Still, it’s easy to understand Stranger in a Strange Land‘s appeal to the counter-culture of the sixties, especially when the novel aims at staid conventional thinking and starts promoting free loving individualism. No wonder it became a foundational text for much of the late-sixties hippie communes. Ironically, it’s this deeply influential quality that makes Stranger in a Strange Land feel like such a dated period piece: It suggests something that has been tried and shown to fail such a long time ago that it seems like a relic of another time. (Heinlein and his apologists will rightfully point out that Heinlein wasn’t suggesting answers as much as he was raising questions about society at the time; in this light the novel was a success in that it anticipated where society was headed far more accurately than other novels of the time. Alas, the only reward for correctly anticipating the future in SF is feeling ordinary when the future does arrive as expected.)
Is it worth a read today? It definitely is for SF genre historians, and sixties enthusiasts. As for other readers… it depends on how much you enjoy lectures by a cranky old guy who thinks he’s seen everything. Heinlein’s two biggest assets as a writer were his confidence and his gift for easy prose. Taken together without much interference by the demands of characterisation, you end up with Stranger in a Strange Land‘s passages starring the wit and wisdom of “Jubal E. Harshaw, LL.B., M.D., Sc.D., bon vivant, gourmet, sybarite, popular author extraordinary, neo-pessimist philosopher, devout agnostic, professional clown, amateur subversive, and parasite by choice.” Harshaw is extraordinarily fun to read even as he (wrongly) expounds and pontificates and lectures at length. He’s an idealized figure of how Heinlein wanted to be perceived and what some of his readers wanted to become. As such, he’s interesting in the same ways any cranky eccentric relatives can be… in small doses. Heinlein, as canny as he could be, was writing from a less complicated time and from our perspective, much of Stranger in a Strange Land has the interesting quality of being cynical and naïve at once.
In tallying up my reaction to Stranger in a Strange Land, the most telling detail is that the book took me six weeks to finish.
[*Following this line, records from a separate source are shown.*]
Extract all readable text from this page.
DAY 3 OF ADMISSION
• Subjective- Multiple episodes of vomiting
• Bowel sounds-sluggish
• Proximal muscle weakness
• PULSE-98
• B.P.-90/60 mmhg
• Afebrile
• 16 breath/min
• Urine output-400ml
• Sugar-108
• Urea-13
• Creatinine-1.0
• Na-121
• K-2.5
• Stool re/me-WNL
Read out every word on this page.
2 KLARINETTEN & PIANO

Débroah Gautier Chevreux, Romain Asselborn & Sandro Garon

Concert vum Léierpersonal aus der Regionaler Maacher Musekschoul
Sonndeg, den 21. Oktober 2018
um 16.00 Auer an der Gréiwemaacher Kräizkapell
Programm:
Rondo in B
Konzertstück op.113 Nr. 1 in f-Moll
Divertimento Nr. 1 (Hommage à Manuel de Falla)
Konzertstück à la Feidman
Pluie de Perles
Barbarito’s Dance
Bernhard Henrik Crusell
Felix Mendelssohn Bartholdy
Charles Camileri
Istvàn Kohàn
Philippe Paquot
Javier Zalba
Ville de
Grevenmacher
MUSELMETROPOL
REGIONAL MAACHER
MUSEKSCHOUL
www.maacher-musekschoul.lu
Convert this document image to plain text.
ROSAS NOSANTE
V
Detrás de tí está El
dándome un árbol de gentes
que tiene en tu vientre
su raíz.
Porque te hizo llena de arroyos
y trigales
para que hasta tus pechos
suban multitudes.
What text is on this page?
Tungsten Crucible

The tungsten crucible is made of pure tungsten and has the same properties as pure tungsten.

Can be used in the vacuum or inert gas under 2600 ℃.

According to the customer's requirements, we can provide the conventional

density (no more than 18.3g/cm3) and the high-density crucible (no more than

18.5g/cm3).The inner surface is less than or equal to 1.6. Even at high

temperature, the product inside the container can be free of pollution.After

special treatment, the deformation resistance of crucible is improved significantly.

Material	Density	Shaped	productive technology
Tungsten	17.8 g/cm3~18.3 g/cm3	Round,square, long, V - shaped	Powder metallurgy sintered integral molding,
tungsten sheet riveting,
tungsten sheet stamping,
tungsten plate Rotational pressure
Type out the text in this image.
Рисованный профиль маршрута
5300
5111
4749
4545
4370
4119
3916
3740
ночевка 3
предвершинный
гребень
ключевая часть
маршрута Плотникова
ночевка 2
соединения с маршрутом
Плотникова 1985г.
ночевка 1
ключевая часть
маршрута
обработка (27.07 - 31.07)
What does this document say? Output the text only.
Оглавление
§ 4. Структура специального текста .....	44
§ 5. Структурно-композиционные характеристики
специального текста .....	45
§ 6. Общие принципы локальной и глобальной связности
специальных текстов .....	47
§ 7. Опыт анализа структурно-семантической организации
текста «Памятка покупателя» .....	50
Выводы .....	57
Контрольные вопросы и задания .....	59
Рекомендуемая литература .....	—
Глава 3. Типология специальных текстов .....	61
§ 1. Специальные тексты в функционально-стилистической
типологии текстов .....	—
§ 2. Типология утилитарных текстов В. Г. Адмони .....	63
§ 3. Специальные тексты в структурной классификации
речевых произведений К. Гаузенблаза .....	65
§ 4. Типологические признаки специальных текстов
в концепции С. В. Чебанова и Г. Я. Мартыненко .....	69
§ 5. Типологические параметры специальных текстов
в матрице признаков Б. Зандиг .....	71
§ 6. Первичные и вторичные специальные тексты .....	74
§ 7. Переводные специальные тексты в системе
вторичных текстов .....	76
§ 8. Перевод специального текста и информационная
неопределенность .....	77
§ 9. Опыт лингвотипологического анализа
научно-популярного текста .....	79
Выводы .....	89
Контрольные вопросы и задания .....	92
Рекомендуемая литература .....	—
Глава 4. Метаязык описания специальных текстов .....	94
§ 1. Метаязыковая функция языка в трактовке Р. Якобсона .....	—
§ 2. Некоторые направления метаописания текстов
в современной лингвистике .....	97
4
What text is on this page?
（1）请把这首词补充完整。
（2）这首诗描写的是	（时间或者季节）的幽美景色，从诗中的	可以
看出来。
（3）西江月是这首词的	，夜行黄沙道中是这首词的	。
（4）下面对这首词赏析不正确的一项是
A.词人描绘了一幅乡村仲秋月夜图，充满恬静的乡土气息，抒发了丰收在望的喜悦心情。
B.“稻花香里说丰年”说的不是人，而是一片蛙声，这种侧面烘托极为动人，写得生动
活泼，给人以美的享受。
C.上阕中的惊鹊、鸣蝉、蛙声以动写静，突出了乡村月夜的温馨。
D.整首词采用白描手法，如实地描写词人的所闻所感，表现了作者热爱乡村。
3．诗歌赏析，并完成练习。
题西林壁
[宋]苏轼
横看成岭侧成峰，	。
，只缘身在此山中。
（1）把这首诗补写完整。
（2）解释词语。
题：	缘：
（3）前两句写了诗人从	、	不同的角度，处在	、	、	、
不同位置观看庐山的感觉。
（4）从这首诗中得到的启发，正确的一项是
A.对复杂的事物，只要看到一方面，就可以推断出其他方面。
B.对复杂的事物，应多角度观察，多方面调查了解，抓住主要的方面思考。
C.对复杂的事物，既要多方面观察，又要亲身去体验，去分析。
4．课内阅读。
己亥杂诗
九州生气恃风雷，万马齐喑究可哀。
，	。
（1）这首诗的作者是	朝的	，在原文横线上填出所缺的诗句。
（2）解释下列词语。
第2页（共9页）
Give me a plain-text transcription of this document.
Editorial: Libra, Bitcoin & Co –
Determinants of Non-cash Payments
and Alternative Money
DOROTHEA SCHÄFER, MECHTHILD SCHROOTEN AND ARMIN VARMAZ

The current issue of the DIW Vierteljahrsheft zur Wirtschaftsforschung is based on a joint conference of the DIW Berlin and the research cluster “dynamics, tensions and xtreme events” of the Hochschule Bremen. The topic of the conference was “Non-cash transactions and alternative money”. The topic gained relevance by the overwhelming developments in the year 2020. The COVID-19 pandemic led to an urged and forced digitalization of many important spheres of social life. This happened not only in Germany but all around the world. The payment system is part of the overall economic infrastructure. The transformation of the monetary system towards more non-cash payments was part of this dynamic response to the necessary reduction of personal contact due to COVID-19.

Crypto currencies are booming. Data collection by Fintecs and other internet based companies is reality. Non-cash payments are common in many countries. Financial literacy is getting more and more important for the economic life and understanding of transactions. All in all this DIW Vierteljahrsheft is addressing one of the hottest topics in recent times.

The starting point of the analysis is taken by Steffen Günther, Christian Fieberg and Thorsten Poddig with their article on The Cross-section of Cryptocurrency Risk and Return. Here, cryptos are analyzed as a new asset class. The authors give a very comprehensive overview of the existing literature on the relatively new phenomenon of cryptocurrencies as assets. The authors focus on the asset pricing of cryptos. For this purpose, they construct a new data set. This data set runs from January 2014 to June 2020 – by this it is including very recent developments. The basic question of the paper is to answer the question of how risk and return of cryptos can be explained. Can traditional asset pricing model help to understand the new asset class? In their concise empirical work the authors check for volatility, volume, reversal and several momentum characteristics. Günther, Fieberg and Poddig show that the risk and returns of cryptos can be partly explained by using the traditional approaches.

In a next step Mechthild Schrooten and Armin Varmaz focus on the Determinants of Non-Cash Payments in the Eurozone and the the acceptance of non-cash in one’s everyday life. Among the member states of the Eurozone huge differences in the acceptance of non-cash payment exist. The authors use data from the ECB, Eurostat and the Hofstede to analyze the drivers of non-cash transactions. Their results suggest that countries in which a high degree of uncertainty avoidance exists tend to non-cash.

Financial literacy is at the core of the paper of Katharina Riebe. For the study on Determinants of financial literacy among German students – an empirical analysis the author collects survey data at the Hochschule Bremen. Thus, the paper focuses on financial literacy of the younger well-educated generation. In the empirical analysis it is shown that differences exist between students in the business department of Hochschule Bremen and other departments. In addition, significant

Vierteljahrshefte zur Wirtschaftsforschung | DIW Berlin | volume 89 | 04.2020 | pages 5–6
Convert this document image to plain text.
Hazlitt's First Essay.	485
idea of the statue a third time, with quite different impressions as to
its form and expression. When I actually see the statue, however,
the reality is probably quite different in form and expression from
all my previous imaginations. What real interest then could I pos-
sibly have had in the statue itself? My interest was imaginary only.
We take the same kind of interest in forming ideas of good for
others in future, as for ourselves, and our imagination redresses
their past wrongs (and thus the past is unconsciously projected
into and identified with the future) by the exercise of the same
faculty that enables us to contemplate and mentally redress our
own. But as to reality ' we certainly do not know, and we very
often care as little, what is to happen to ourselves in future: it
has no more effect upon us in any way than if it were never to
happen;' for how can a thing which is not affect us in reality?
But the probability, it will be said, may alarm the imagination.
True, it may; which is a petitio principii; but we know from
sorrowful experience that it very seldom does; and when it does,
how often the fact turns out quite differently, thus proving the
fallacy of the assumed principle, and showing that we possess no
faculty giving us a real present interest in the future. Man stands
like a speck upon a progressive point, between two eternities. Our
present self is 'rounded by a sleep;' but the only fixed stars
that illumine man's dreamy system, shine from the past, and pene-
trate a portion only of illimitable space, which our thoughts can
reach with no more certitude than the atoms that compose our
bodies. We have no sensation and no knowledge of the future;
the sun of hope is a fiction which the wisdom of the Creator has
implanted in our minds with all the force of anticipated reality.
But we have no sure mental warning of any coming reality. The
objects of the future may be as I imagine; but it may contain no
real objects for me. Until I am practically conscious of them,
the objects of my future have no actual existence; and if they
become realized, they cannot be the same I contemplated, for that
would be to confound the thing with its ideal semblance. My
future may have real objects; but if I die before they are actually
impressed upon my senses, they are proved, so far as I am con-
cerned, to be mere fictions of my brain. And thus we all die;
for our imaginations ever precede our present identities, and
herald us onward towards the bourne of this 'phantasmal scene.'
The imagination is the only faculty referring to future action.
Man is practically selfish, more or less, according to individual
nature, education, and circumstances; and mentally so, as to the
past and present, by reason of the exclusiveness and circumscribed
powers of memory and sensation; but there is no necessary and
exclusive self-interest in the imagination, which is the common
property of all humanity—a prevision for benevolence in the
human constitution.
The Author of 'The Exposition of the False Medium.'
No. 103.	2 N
My time when I was guaranteed some reading time every day are gone, so I’d pick it up every so often out of duty, never feeling any urgency to tear through vast swatches of it as I did in reading Double Star or Starship Troopers. Much of it (including the Harshaw lectures) was instantly forgotten, and I felt some impatience once the action moved away from the Harshaw compound. It is a major novel in the history of the Science Fiction genre, but it remains a novel of its time. I didn’t like it much at the time, and I still don’t like it much now.